High throughput sequencing allowed the discovery of many new viruses and viral organizations increasing our comprehension of virus origin and evolution. Most RNA viruses are currently characterized through similarity searches of annotated virus databases. This approach limits the possibility to detect completely new virus-encoded proteins with no detectable similarities to existing ones, i.e. ORFan proteins. A strong indication of the ORFan viral origin in a metatranscriptome is the lack of DNA corresponding to an assembled RNA sequence in the biological sample. Furthermore, sequence homology among ORFans and evidence of co-occurrence of these ORFans in specific host individuals provides further indication of a viral origin. Here, we use this theoretical framework to report the finding of three conserved clades of protein-coding RNA segments without a corresponding DNA in fungi. Protein sequence and structural alignment suggest these proteins are distantly related to viral RNA-dependent RNA polymerases (RdRP). In these new putative viral RdRP clades, no GDD catalytic triad is present, but the most common putative catalytic triad is NDD and a clade with GDQ, a triad previously unreported at that site. SDD, HDD, and ADD are also represented. For most members of these three clades, we were able to associate a second genomic segment, coding for a protein of unknown function. We provisionally named this new group of viruses ormycovirus. Interestingly, all the members of one of these sub-clades (gammaormycovirus) accumulate more minus sense RNA than plus sense RNA during infection.
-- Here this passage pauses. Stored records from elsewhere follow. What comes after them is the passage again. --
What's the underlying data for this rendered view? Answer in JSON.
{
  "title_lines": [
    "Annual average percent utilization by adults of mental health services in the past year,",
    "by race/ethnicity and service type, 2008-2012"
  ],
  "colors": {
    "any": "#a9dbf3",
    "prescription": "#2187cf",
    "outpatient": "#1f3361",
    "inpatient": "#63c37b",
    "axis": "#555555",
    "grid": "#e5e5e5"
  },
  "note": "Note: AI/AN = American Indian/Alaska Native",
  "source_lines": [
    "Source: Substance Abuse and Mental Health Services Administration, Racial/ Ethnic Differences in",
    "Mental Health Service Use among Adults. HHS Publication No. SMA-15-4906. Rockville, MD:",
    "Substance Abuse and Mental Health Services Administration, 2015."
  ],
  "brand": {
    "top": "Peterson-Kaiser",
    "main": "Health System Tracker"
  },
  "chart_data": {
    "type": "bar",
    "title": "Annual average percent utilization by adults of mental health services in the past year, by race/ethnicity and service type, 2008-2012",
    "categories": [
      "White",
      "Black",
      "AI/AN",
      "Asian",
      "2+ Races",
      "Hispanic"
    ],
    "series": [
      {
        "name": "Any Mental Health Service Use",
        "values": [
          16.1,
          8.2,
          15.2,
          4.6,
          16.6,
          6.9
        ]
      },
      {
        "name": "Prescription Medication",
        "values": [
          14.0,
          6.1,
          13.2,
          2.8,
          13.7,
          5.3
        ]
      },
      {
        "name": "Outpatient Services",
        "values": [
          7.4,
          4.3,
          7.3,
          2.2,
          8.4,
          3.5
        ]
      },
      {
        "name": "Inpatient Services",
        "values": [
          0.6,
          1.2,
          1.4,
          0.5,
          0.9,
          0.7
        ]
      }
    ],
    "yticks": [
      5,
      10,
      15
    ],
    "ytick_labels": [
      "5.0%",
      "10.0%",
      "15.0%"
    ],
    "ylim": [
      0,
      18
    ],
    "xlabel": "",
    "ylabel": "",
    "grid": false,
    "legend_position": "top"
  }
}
高通量测序使许多新病毒和病毒组织得以发现,增进了我们对病毒起源和进化的理解。目前,大多数RNA病毒是通过对注释病毒数据库进行相似性搜索来表征的。这种方法限制了检测与现有病毒编码蛋白完全没有可检测相似性的全新病毒编码蛋白(即孤儿蛋白)的可能性。在宏转录组中,孤儿病毒起源的一个有力迹象是生物样品中缺乏与组装后的RNA序列相对应的DNA。此外,孤儿蛋白之间的序列同源性以及这些孤儿蛋白在特定宿主个体中共存的证据进一步表明了其病毒起源。在此,我们利用这一理论框架报告在真菌中发现了三个保守的蛋白质编码RNA片段进化枝,它们没有对应的DNA。蛋白质序列和结构比对表明,这些蛋白质与病毒RNA依赖性RNA聚合酶(RdRP)有较远的亲缘关系。在这些新的假定病毒RdRP进化枝中,不存在GDD催化三联体,但最常见的假定催化三联体是NDD,还有一个进化枝含有GDQ,这是该位点之前未报道过的三联体。SDD、HDD和ADD也有出现。对于这三个进化枝的大多数成员,我们能够关联到第二个基因组片段,其编码一种功能未知的蛋白质。我们暂时将这组新病毒命名为真菌病毒。有趣的是,其中一个亚进化枝(γ真菌病毒)的所有成员在感染过程中积累的负链RNA比正链RNA更多。